The Grand Duke shook his head as though he wanted never to see the world stationary again. ‘When I think who you could have had last night,’ he said at last.
The Grand Duchess looked away.
‘They were students working as prostitutes,’ Fracassus said. ‘It’s the only way they can afford to study the constitution.’
The Grand Duke turned the colour of the atrium at the Nowhere Palace. ‘Studying the constitution! Miss North Pole! The runner-up to Miss Equator! Estrelita the supermodel! Yada-Yada twice Playgirl of the Year! Mandarina, ex-mistress of three Formula 1 World Champions! Need I go on? Why would women of that calibre be studying the constitution? Did you see the extension of their limbs? Did you see their elevation? You had the world to choose from and now you have nothing.’
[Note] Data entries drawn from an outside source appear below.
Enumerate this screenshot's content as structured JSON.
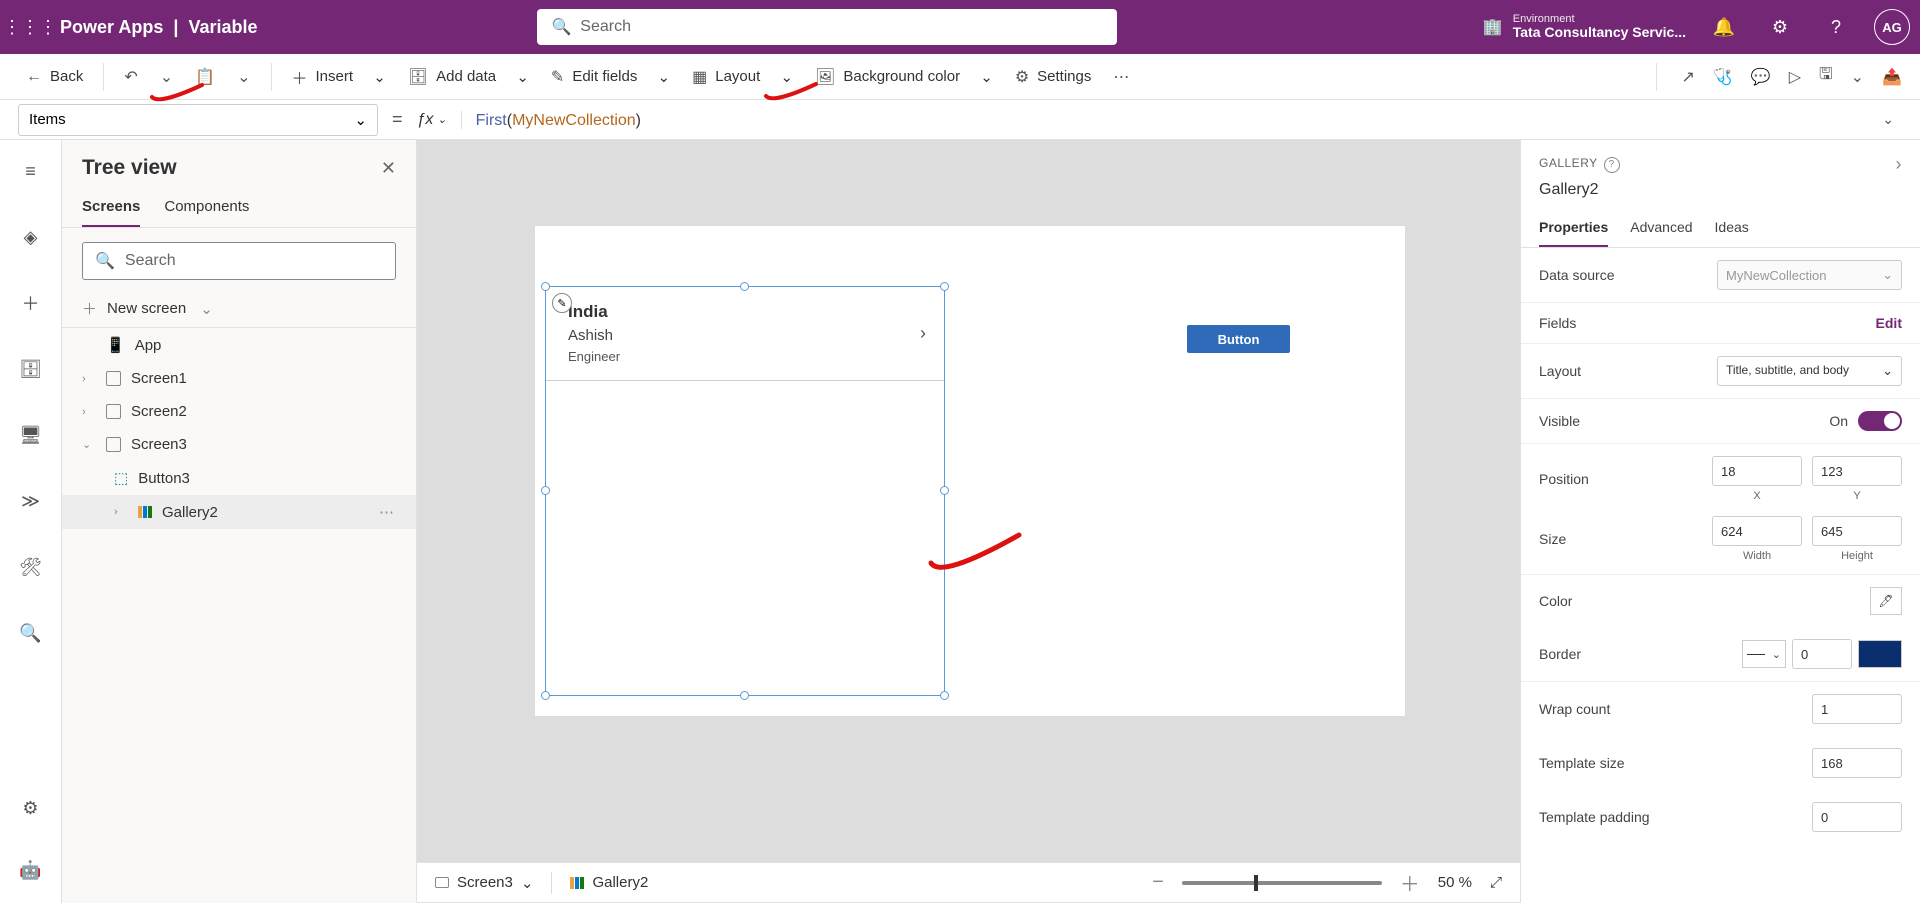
{
  "header": {
    "app": "Power Apps",
    "sep": "|",
    "doc": "Variable",
    "search_placeholder": "Search",
    "env_label": "Environment",
    "env_name": "Tata Consultancy Servic...",
    "avatar": "AG"
  },
  "toolbar": {
    "back": "Back",
    "insert": "Insert",
    "add_data": "Add data",
    "edit_fields": "Edit fields",
    "layout": "Layout",
    "bg_color": "Background color",
    "settings": "Settings"
  },
  "formula": {
    "property": "Items",
    "fn": "First",
    "open": "(",
    "coll": "MyNewCollection",
    "close": ")"
  },
  "tree": {
    "title": "Tree view",
    "tab_screens": "Screens",
    "tab_components": "Components",
    "search_placeholder": "Search",
    "new_screen": "New screen",
    "app": "App",
    "screen1": "Screen1",
    "screen2": "Screen2",
    "screen3": "Screen3",
    "button3": "Button3",
    "gallery2": "Gallery2"
  },
  "canvas": {
    "title": "India",
    "subtitle": "Ashish",
    "body": "Engineer",
    "button_label": "Button"
  },
  "statusbar": {
    "screen": "Screen3",
    "gallery": "Gallery2",
    "zoom_pct": "50",
    "pct_sym": "%"
  },
  "rp": {
    "category": "GALLERY",
    "name": "Gallery2",
    "tab_props": "Properties",
    "tab_adv": "Advanced",
    "tab_ideas": "Ideas",
    "datasource_label": "Data source",
    "datasource_val": "MyNewCollection",
    "fields_label": "Fields",
    "fields_edit": "Edit",
    "layout_label": "Layout",
    "layout_val": "Title, subtitle, and body",
    "visible_label": "Visible",
    "visible_on": "On",
    "position_label": "Position",
    "pos_x": "18",
    "pos_x_l": "X",
    "pos_y": "123",
    "pos_y_l": "Y",
    "size_label": "Size",
    "width": "624",
    "width_l": "Width",
    "height": "645",
    "height_l": "Height",
    "color_label": "Color",
    "border_label": "Border",
    "border_val": "0",
    "wrap_label": "Wrap count",
    "wrap_val": "1",
    "tmpl_size_label": "Template size",
    "tmpl_size_val": "168",
    "tmpl_pad_label": "Template padding",
    "tmpl_pad_val": "0"
  }
}
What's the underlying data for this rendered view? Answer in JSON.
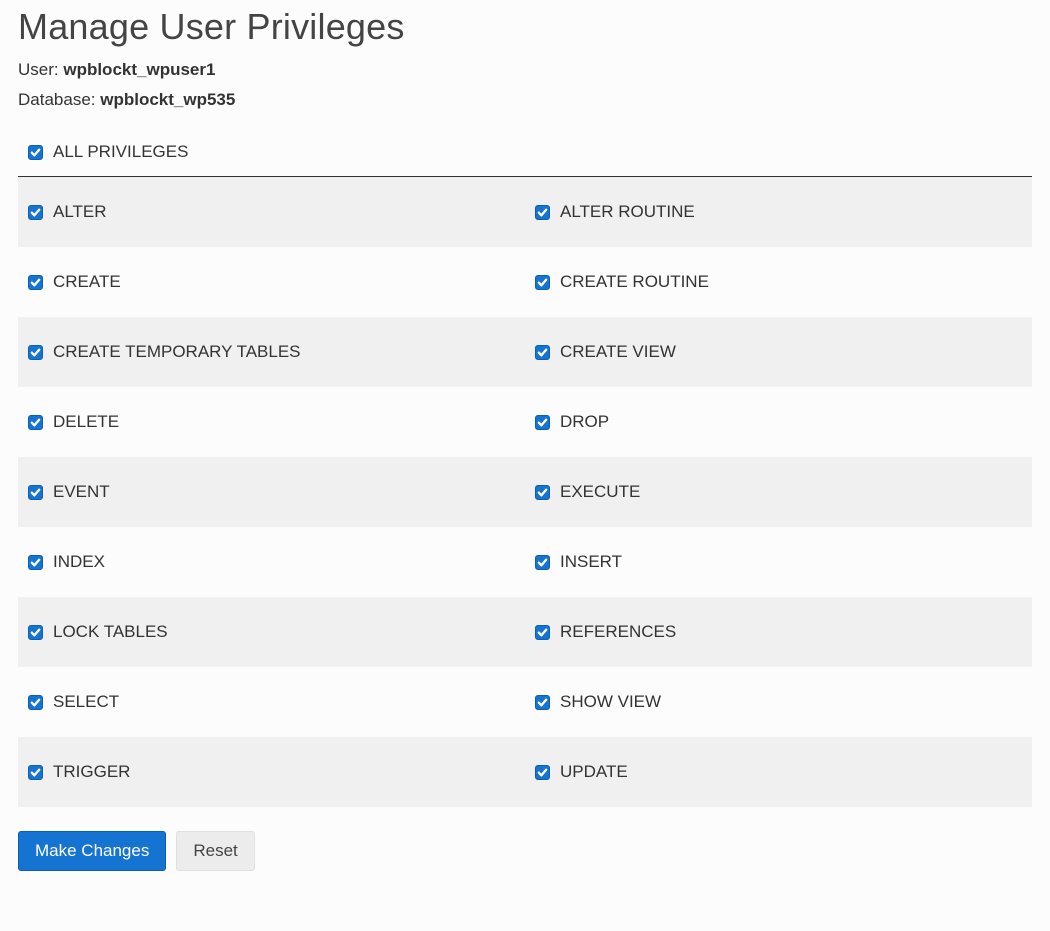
{
  "title": "Manage User Privileges",
  "user_label": "User: ",
  "user_value": "wpblockt_wpuser1",
  "db_label": "Database: ",
  "db_value": "wpblockt_wp535",
  "all_privileges": {
    "label": "ALL PRIVILEGES",
    "checked": true
  },
  "privileges": [
    {
      "left": {
        "label": "ALTER",
        "checked": true
      },
      "right": {
        "label": "ALTER ROUTINE",
        "checked": true
      }
    },
    {
      "left": {
        "label": "CREATE",
        "checked": true
      },
      "right": {
        "label": "CREATE ROUTINE",
        "checked": true
      }
    },
    {
      "left": {
        "label": "CREATE TEMPORARY TABLES",
        "checked": true
      },
      "right": {
        "label": "CREATE VIEW",
        "checked": true
      }
    },
    {
      "left": {
        "label": "DELETE",
        "checked": true
      },
      "right": {
        "label": "DROP",
        "checked": true
      }
    },
    {
      "left": {
        "label": "EVENT",
        "checked": true
      },
      "right": {
        "label": "EXECUTE",
        "checked": true
      }
    },
    {
      "left": {
        "label": "INDEX",
        "checked": true
      },
      "right": {
        "label": "INSERT",
        "checked": true
      }
    },
    {
      "left": {
        "label": "LOCK TABLES",
        "checked": true
      },
      "right": {
        "label": "REFERENCES",
        "checked": true
      }
    },
    {
      "left": {
        "label": "SELECT",
        "checked": true
      },
      "right": {
        "label": "SHOW VIEW",
        "checked": true
      }
    },
    {
      "left": {
        "label": "TRIGGER",
        "checked": true
      },
      "right": {
        "label": "UPDATE",
        "checked": true
      }
    }
  ],
  "buttons": {
    "make_changes": "Make Changes",
    "reset": "Reset"
  }
}
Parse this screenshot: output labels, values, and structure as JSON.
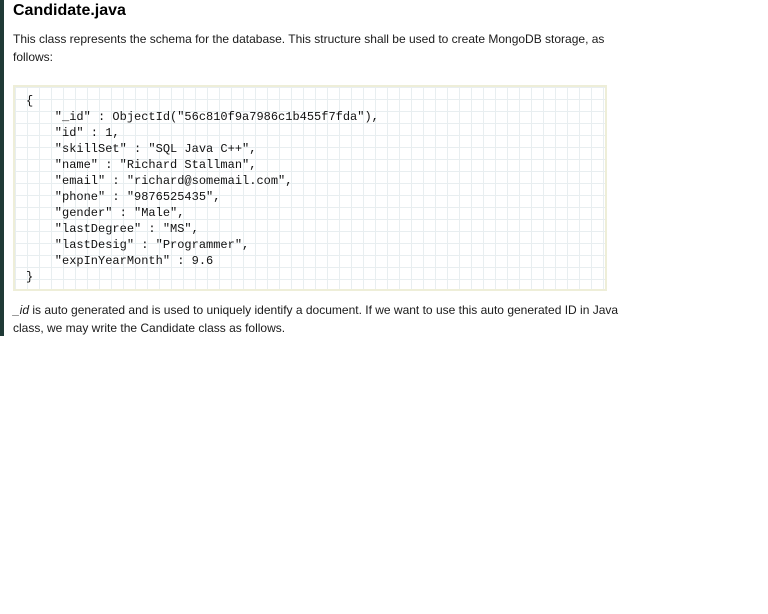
{
  "title": "Candidate.java",
  "intro_text": "This class represents the schema for the database. This structure shall be used to create MongoDB storage, as follows:",
  "code": {
    "lines": [
      "{",
      "    \"_id\" : ObjectId(\"56c810f9a7986c1b455f7fda\"),",
      "    \"id\" : 1,",
      "    \"skillSet\" : \"SQL Java C++\",",
      "    \"name\" : \"Richard Stallman\",",
      "    \"email\" : \"richard@somemail.com\",",
      "    \"phone\" : \"9876525435\",",
      "    \"gender\" : \"Male\",",
      "    \"lastDegree\" : \"MS\",",
      "    \"lastDesig\" : \"Programmer\",",
      "    \"expInYearMonth\" : 9.6",
      "}"
    ]
  },
  "outro": {
    "emphasis": "_id",
    "text": " is auto generated and is used to uniquely identify a document. If we want to use this auto generated ID in Java class, we may write the Candidate class as follows."
  }
}
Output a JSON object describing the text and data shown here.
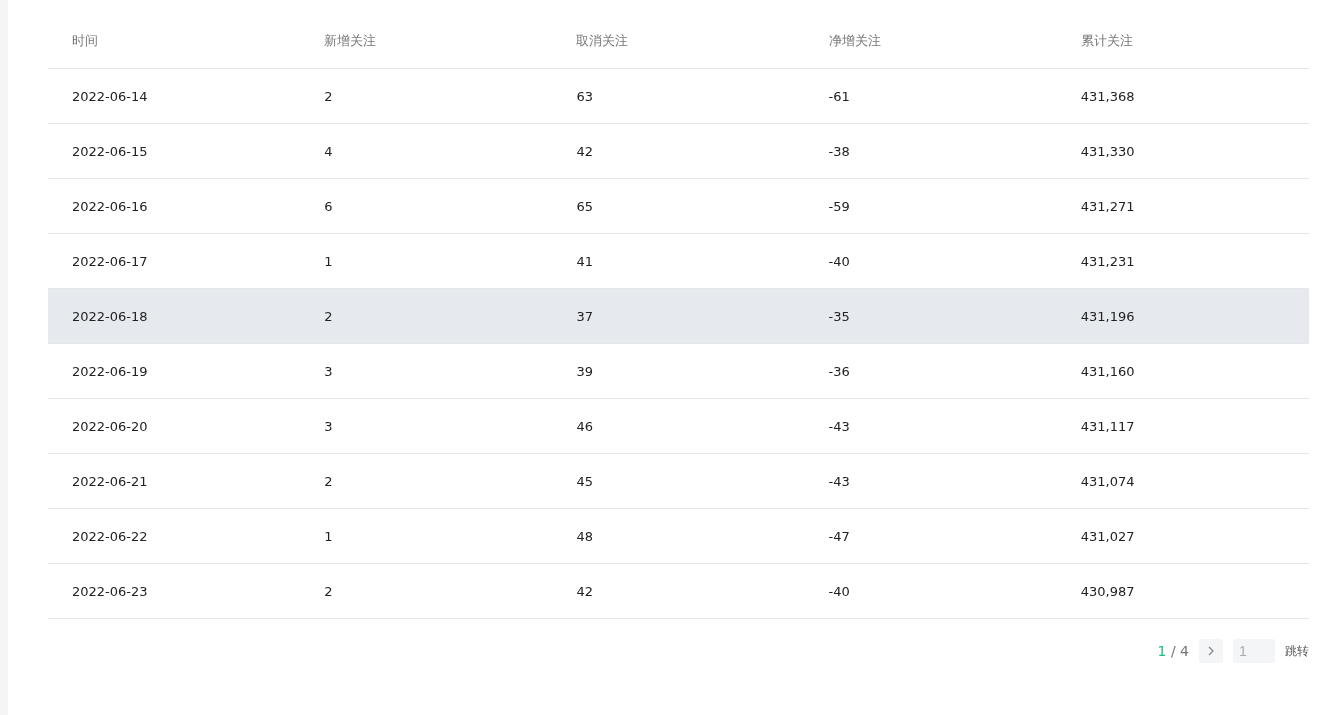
{
  "table": {
    "columns": [
      "时间",
      "新增关注",
      "取消关注",
      "净增关注",
      "累计关注"
    ],
    "rows": [
      {
        "cells": [
          "2022-06-14",
          "2",
          "63",
          "-61",
          "431,368"
        ],
        "selected": false
      },
      {
        "cells": [
          "2022-06-15",
          "4",
          "42",
          "-38",
          "431,330"
        ],
        "selected": false
      },
      {
        "cells": [
          "2022-06-16",
          "6",
          "65",
          "-59",
          "431,271"
        ],
        "selected": false
      },
      {
        "cells": [
          "2022-06-17",
          "1",
          "41",
          "-40",
          "431,231"
        ],
        "selected": false
      },
      {
        "cells": [
          "2022-06-18",
          "2",
          "37",
          "-35",
          "431,196"
        ],
        "selected": true
      },
      {
        "cells": [
          "2022-06-19",
          "3",
          "39",
          "-36",
          "431,160"
        ],
        "selected": false
      },
      {
        "cells": [
          "2022-06-20",
          "3",
          "46",
          "-43",
          "431,117"
        ],
        "selected": false
      },
      {
        "cells": [
          "2022-06-21",
          "2",
          "45",
          "-43",
          "431,074"
        ],
        "selected": false
      },
      {
        "cells": [
          "2022-06-22",
          "1",
          "48",
          "-47",
          "431,027"
        ],
        "selected": false
      },
      {
        "cells": [
          "2022-06-23",
          "2",
          "42",
          "-40",
          "430,987"
        ],
        "selected": false
      }
    ]
  },
  "pagination": {
    "current": "1",
    "separator": "/",
    "total": "4",
    "jump_value": "1",
    "jump_label": "跳转"
  }
}
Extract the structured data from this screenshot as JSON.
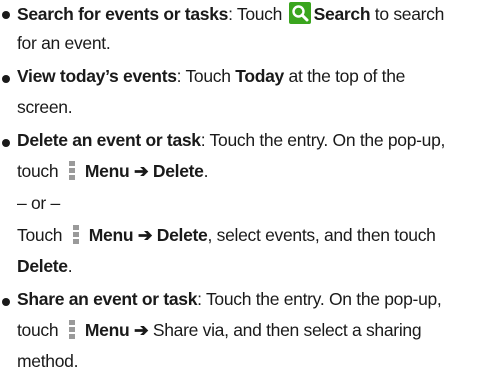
{
  "items": [
    {
      "title": "Search for events or tasks",
      "text1": ": Touch ",
      "icon": "search-icon",
      "bold1": "Search",
      "text2": " to search",
      "line2": "for an event."
    },
    {
      "title": "View today’s events",
      "text1": ": Touch ",
      "bold1": "Today",
      "text2": " at the top of the",
      "line2": "screen."
    },
    {
      "title": "Delete an event or task",
      "text1": ": Touch the entry. On the pop-up,",
      "line2_text": "touch ",
      "menu_label": "Menu",
      "arrow": "➔",
      "delete_label": "Delete",
      "period": ".",
      "or_text": "– or –",
      "line4_text": "Touch ",
      "line4_after": ", select events, and then touch",
      "line5_bold": "Delete",
      "line5_after": "."
    },
    {
      "title": "Share an event or task",
      "text1": ": Touch the entry. On the pop-up,",
      "line2_text": "touch ",
      "menu_label": "Menu",
      "arrow": "➔",
      "share_text": " Share via, and then select a sharing",
      "line3": "method."
    }
  ],
  "colors": {
    "search_icon_bg": "#3aa51e",
    "menu_icon": "#9a9a9a"
  }
}
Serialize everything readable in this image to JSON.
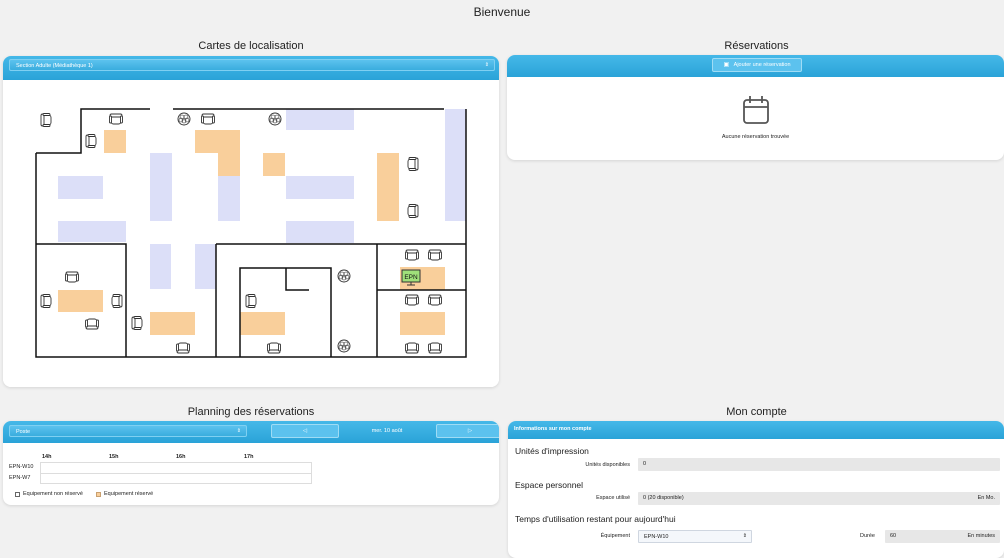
{
  "page": {
    "title": "Bienvenue"
  },
  "map_section": {
    "title": "Cartes de localisation",
    "selected_map": "Section Adulte (Médiathèque 1)",
    "epn_label": "EPN"
  },
  "reservations": {
    "title": "Réservations",
    "add_button": "Ajouter une réservation",
    "empty_text": "Aucune réservation trouvée"
  },
  "planning": {
    "title": "Planning des réservations",
    "filter_value": "Poste",
    "date": "mer. 10 août",
    "hours": [
      "14h",
      "15h",
      "16h",
      "17h"
    ],
    "rows": [
      "EPN-W10",
      "EPN-W7"
    ],
    "legend_unreserved": "Equipement non réservé",
    "legend_reserved": "Equipement réservé",
    "reserved_color": "#f9cf9b"
  },
  "account": {
    "title": "Mon compte",
    "header": "Informations sur mon compte",
    "print_units_heading": "Unités d'impression",
    "units_available_label": "Unités disponibles",
    "units_available_value": "0",
    "personal_space_heading": "Espace personnel",
    "space_used_label": "Espace utilisé",
    "space_used_value": "0 (20 disponible)",
    "space_unit": "En Mo.",
    "time_heading": "Temps d'utilisation restant pour aujourd'hui",
    "equipment_label": "Équipement",
    "equipment_value": "EPN-W10",
    "duration_label": "Durée",
    "duration_value": "60",
    "duration_unit": "En minutes"
  },
  "colors": {
    "accent": "#2aa3d8",
    "table_fill": "#dcdff8",
    "desk_fill": "#f9cf9b",
    "epn_screen": "#9fe07a"
  }
}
‘It’s a club for hookers, dad.’
‘Wash your mouth out, boy. I met your mother there.’
Fracassus crept out in the night to revisit his father’s club. Sojjourner? No Sojjourner had ever worked here. Had he made her up?
He requested that they let him into the cloakroom where he’d first talked to her, fantasy or not. He wanted to sit where she’d sat. Sniff the coats.
Gradually, one or two of the serving staff admitted they remembered her. He asked them if they knew anything about her being a Metropolitan élistist. Some said they’d had their suspicions, others shrugged. In a club like this all deviances were respected.
A couple of prostitutes accosted him on the way in, and three more on the way out. He didn’t have the heart for it, he told them. He’d lost his it to a classy lady. So weren’t they classy enough for him? He looked them up and down. They went a long way up. Yes, they were. But classy in a different way. He said he knew they needed money to continue their studies and offered them jobs at his new casino. They wondered when they’d be able to start. First I’ve got to build it, he told them. To ease their disappointment he made a grab at each of them in turn. He knew they wouldn’t do him for assault. They wanted a job at his casino too much.